Revenues for Italian group Parmalat were up 2.8 per cent to €1.8bn for the first fiscal half, on the back of continued expansion into high value dairy production.
Operating profit increased 3.6 per cent to €163m during the six-month period ending 30 June as the company moved to divest operations such as its Parmalat Espana and tomato operations as part of a drive for greater cost efficiency. Operating margins improved slightly by 0.1 percentage points.
The performance marks the continued turnaround for the group, which under its previous ownership had filed for bankruptcy in 2004 due to its alleged involvement in one of Europe's largest financial scandals.
The group hit the headlines in December 2003, when a €3.95bn hole in its acounts was revealed. A US bank allegedly discovered that a Parmalat bank account, supposedly in the Cayman Islands, was non-existent.
Under the current leadership of administrator Enrico Bondi, Parmalat has subsequently worked to stave off efforts by an Italian banking conglomerate to disintegrate the group. This has led to the company pursuing various legal proceedings in Europe and the US against banks allegedly involved in the fraud.
Parmalat said that posted financial assets totalling €58.9m during the half year as a result of these proceedings. In its 2006 full year results, the company reported net debts of €170m.
Net gains of €237m from legal settlements with financial institutions allegedly linked to its bankruptcy were highlighted as the key factor in this turnaround.
Outside of the group's legal dealings, Italy and Canada dominated the company's international sales during the first half of the year.
Revenues for Parmalat in Italy totalled €558.9m compared to €499m over the same period the previous year. Operating profit was also up to €55.9m from €48.1m in 2006.
The company attributed its expanded portfolio of higher value brands, which included products like fruit juice, as well as increased operating efficiency to the growth.
Continued hikes in the price for raw milk still proved detrimental to the group's operations despite its improved profitability, the company said.
In Canada, revenues declined by 3.5 per cent to €625m, though operating profits improved by four per cent on an organic basis for the half.
Parmalat said that increased shipments of its cheese products, a greater focus on marketing, and higher prices for its brands had helped to offset increased raw material costs.

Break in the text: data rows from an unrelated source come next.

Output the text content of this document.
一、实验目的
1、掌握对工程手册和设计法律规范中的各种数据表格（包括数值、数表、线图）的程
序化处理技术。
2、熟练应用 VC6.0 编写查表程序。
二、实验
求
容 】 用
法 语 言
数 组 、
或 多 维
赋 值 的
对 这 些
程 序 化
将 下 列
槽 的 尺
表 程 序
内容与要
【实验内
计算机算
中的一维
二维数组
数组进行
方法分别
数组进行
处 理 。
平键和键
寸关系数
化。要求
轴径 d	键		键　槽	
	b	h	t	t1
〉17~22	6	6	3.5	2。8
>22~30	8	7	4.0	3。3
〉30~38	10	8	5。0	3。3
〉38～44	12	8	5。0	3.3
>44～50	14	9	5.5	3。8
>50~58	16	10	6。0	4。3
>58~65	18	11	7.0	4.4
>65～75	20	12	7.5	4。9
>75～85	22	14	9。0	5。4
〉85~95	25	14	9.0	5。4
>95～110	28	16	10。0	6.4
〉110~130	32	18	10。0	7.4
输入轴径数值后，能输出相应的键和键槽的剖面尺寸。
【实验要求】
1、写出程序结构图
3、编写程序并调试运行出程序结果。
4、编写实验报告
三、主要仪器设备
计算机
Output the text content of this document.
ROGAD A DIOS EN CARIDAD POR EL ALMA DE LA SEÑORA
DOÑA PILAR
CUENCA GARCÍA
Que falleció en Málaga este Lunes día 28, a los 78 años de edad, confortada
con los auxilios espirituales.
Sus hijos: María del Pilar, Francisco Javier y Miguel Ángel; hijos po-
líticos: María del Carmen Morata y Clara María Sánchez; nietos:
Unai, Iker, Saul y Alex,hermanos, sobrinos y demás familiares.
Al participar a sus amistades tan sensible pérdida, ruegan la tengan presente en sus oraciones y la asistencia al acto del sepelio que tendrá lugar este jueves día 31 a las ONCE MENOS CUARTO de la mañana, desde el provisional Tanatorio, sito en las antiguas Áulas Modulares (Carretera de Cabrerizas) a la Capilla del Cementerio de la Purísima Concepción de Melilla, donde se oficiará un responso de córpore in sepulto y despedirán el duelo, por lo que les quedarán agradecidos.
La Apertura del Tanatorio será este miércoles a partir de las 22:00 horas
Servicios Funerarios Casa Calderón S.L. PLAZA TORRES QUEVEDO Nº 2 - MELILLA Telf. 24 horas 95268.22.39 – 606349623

Sales for the group in Australia totalled €209m for the period, remaining unchanged from last year.
Unit sales had declined due to increased competition from lower priced private label brands of ultra heat treatment (UHT) and pasteurized milk, according to the company.
Parmalat said it would concentrate on further development of higher value goods to turnaround the performance during the full year and onwards.
Half-year revenues were also down in the group's African division, falling to €168.2m for the period from €175.9m in the first six months of 2006. Operating profit for the region also fell to €17.9m from €19.4m.
The group said that besides the core markets in the region like South Africa, it had also recorded improved sales in Mozambique, Botswana, Zambia and Swaziland.
Unit sales of its UHT milk, fruit juices, cheese and yoghurt products were all higher than the previous year, according to Parmalat.
Outside of its Italian operations, there was strong sales growth for Parmalat's brands throughout Europe, increasing 16.3 per cent to €72.4m. This was mainly due to the group's expansion into emerging markets in the east of the region including Russia and Romania.
Parmalat said that its plans to modernise production and distribution of its products in the countries had resulted in strong returns.
Elsewhere, despite improving sales of its flavoured milk in Portugal, the company posted notable declines in sales of its soft drink brands in the country.
Double-digit sales growth was also recorded by the company through its Central and South American operations, up 11.4 per cent to €179.4m. Operating profit fell to €15.5m from €22.7m from the same period in 2006.
Parmalat said that higher raw milk and manufacturing costs were to blame for the decline, particularly in markets like Venezuela, where the government traditionally has a system of setting fixed higher prices.